L’élement magique s’applique a tout travail, même le plus ordinaire. Chaque fois que l’homme, dans son action ou dans son labeur, entre en contact avec la matière, il doit , pour réussir, connaître la formule. Lorsque Väinämoïnen construisait son navire, « il chantait un chant, un chant puissant, à chaque partie qu’il construisait. Mais quand il fallut joindre ensemble les ais, trois paroles lui manquèrent tout à coup. » Dans l’impossibilité d’achever sa construction, il se mit en quête des paroles magiqueset descendit jusqu’auenfers pour les trouver. Sur le consel d’un berger il se rendit auprès du géant Antero Vipunen.
Il le trouva « couché sous la terre, avec ses chants, gisant étendu avec ses paroles magiques. Le peuplier croissait sur ses épaules, le bouleau sur ses tempes, l’aulne sur ses joues, le saule sur sa barbe, le sapin sur son front, le pin sauvage entre ses dents. » Après avoir abattu tout ces arbres, Väinämoïnen enfonça son bâton garni de fer dans la gorge du géant. Celui-ci alors, ouvrant sa bouche, englouti entre ses mâchoires, le héros avec son glaive… Mais « Väinämoïnen se transforma en batteur de fer. De sa chemise, il se fit une forge, des manches de sa chemise et de sa pelisse un soufflet, de son genou une enclume, de son coude un marteau. Et il commença à frapper à coup redoublés dans le ventre du géant ». Au imprécation de Vipunen, Väinämoïnen répondit : »J’enfoncerai mon enclume plus avant dans la chair du cœur, j’installerai ma forge dans un endroit plus profond, jusqu’à ce que j’ai appris de toi les paroles magiques ». Vipunen dut céder.  « Il ouvrit le coffre plein de paroles, de chants, afin de pouvoir chanter les paroles efficientes, les paroles profondes de l’origine… » Et Väinämoïnen, ayant ainsi arraché les chants magiques de leur caverne, retourna à son bateau. Il put ainsi en achevé la construction, par la seule puissance des mots, sans le secours de la hache.

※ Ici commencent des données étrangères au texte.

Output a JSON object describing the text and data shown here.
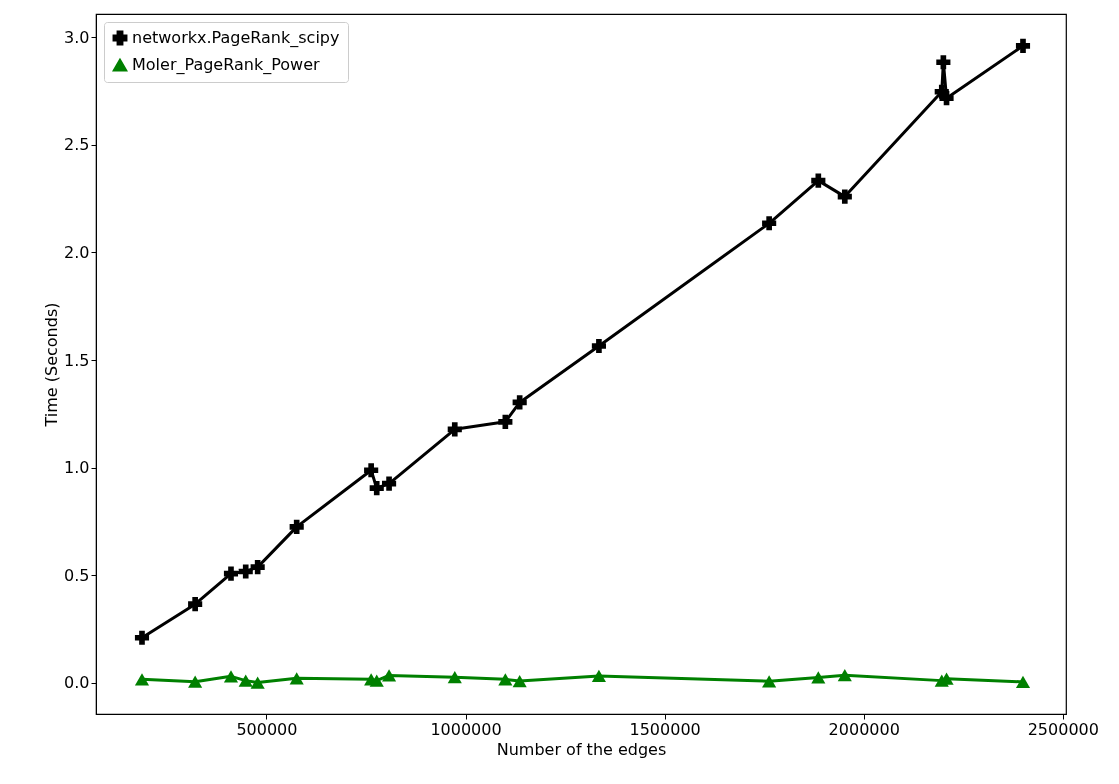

Ce fut également la magie qui est à la base des travaux du forgeron Ilmarinen, le batteur de fer éternel. Rien de plus caractéristique que la confection du mystérieux sampo, forger avec « la pointe des plumes d’un cygne, le lait d’une vache stérile, un petit grain d’orge, et la fine laine d’une brebis féconde. »

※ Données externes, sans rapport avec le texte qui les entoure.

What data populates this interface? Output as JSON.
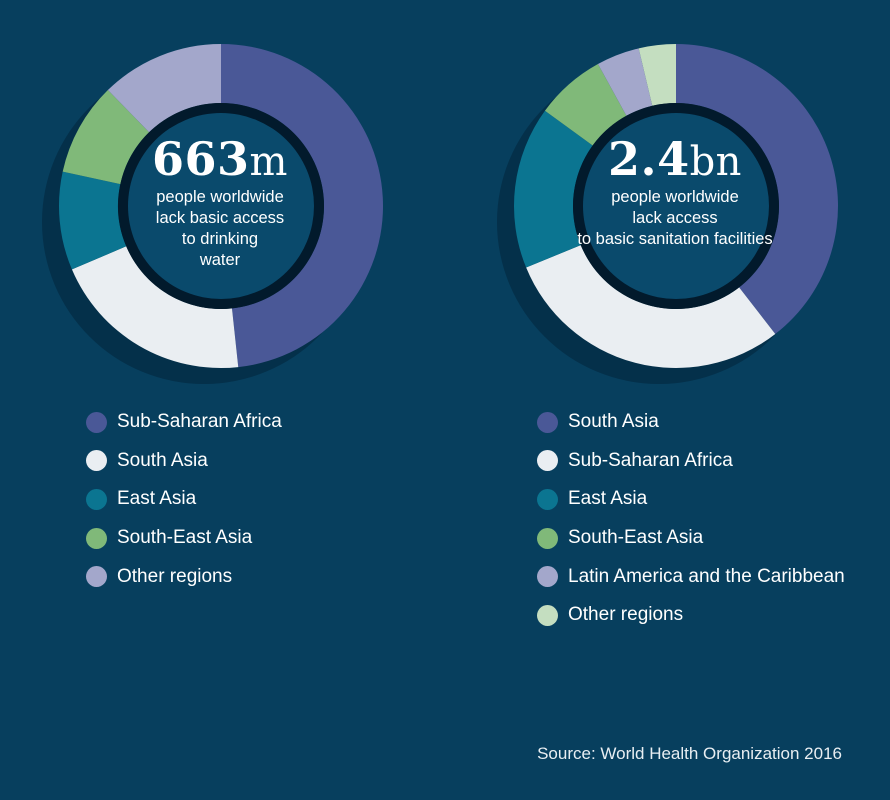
{
  "colors": {
    "background": "#073f5e",
    "shadow": "#04304a",
    "inner_disc": "#0a4a6c",
    "inner_ring": "#021a2c"
  },
  "chart_data": [
    {
      "type": "pie",
      "headline": {
        "number": "663",
        "unit": "m"
      },
      "description": [
        "people worldwide",
        "lack basic access",
        "to drinking",
        "water"
      ],
      "segments": [
        {
          "name": "Sub-Saharan Africa",
          "share": 0.483,
          "color": "#4a5897"
        },
        {
          "name": "South Asia",
          "share": 0.203,
          "color": "#eaeef2"
        },
        {
          "name": "East Asia",
          "share": 0.098,
          "color": "#0b7591"
        },
        {
          "name": "South-East Asia",
          "share": 0.093,
          "color": "#80b979"
        },
        {
          "name": "Other regions",
          "share": 0.123,
          "color": "#a3a7cb"
        }
      ]
    },
    {
      "type": "pie",
      "headline": {
        "number": "2.4",
        "unit": "bn"
      },
      "description": [
        "people worldwide",
        "lack access",
        "to basic sanitation facilities"
      ],
      "segments": [
        {
          "name": "South Asia",
          "share": 0.395,
          "color": "#4a5897"
        },
        {
          "name": "Sub-Saharan Africa",
          "share": 0.293,
          "color": "#eaeef2"
        },
        {
          "name": "East Asia",
          "share": 0.162,
          "color": "#0b7591"
        },
        {
          "name": "South-East Asia",
          "share": 0.07,
          "color": "#80b979"
        },
        {
          "name": "Latin America and the Caribbean",
          "share": 0.043,
          "color": "#a3a7cb"
        },
        {
          "name": "Other regions",
          "share": 0.037,
          "color": "#c4dec0"
        }
      ]
    }
  ],
  "source": "Source: World Health Organization 2016"
}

Après avoir dressé sa forge sur un épais bloc de pierre, dans les montagnes qui bordent les champs de Pohja, il alluma le feu, y jeta les matières élémentaires, et appela les serfs pour souffler et les hommes forts pour travailler. Chaque jour, il se penchait sur la fournaise pour voir ce que le feu avait produit. Successivement apparurent un arc d’or, un bateau rouge, une génisse aux cornes d’or, une charrue au soc d’or et au manche d’argent. Mais le forgeron brisa tous ces objets. Enfin, s’étant penché sur la fournaise il vit que le sampo était né.